AREAS OF SPECIALTY:

  • Genome Instability

  • premature aging

  • mouse models

Jan H.J. Hoeijmakers PhD

Research of Jan Hoeijmakers focuses on DNA repair and the impact of nutrition on cancer and aging. His team made major contributions to cloning human repair genes, elucidating underlying mechanisms, and generating numerous mouse mutants mimicking rare human repair syndromes. He discovered that accumulating DNA damage causes transcription stress and aging but at the same time triggers a potent anti-aging ‘survival’ response, that resembles calorie restriction (CR). Applying 30% CR dramatically delayed accelerated aging in mouse repair mutants by reducing DNA damage and its sequelae, explaining the anti-aging, anti-cancer mechanism of CR. Translation to the first progeroid DNA repair patients even surpassed the enormous benefits in mice, revising nutritional guidelines for these syndromes.

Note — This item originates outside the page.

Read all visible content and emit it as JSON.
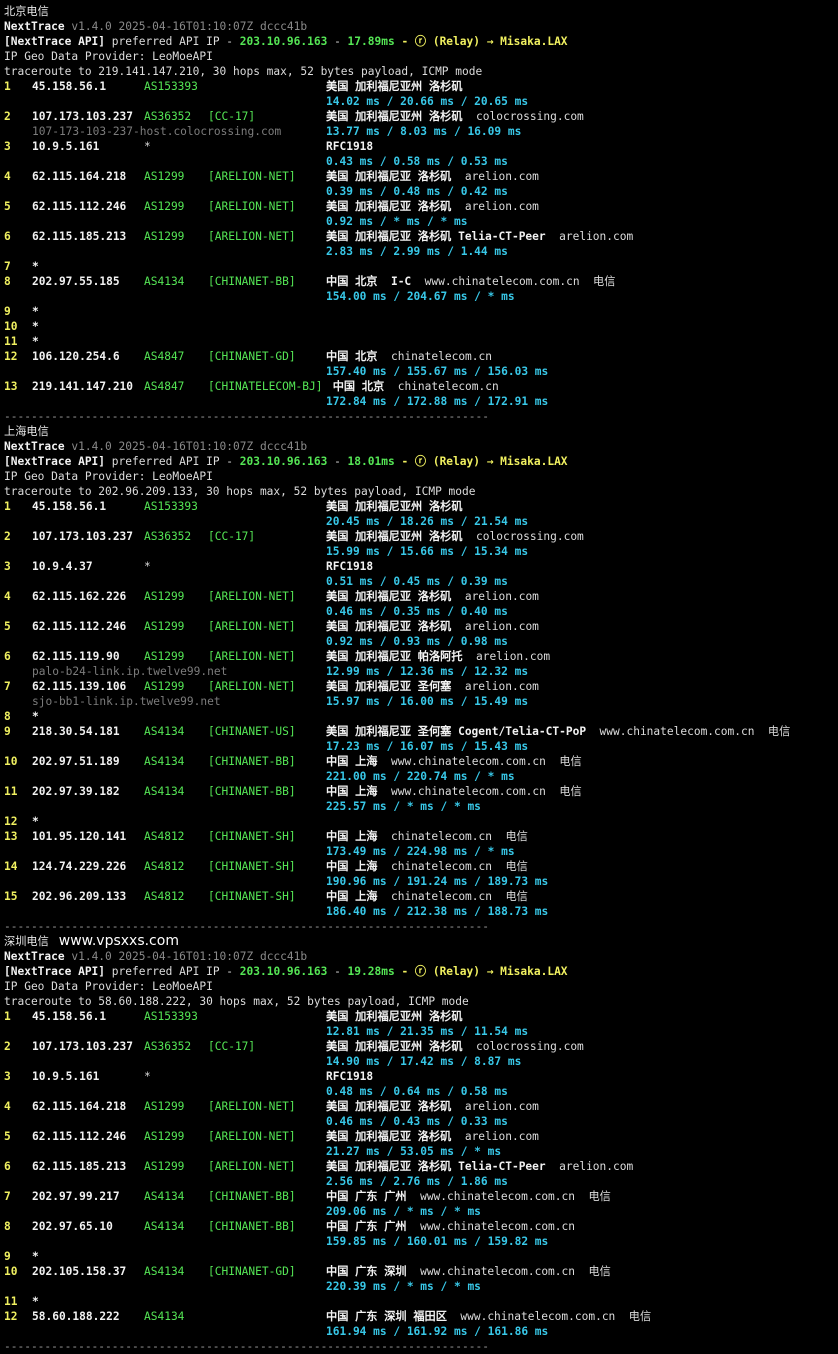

These clinical implications extend to counteracting neurodegeneration, side effects of chemo/radiotherapy, and surgery-related ischemia reperfusion injury. Currently, research on the underlying molecular mechanisms is combined with clinical trials on the effect of short-term fasting as nutritional preconditioning for (oncological) surgery and chemotherapy to improve quality of life of (ex)cancer patients. Jan Hoeijmakers heads research teams in the Erasmus Medical Center (Rotterdam), Princess Máxima Center for Pediatric Oncology (Utrecht), and CECAD (Cologne). For his scientific achievements he has obtained numerous (inter)national awards and distinctions.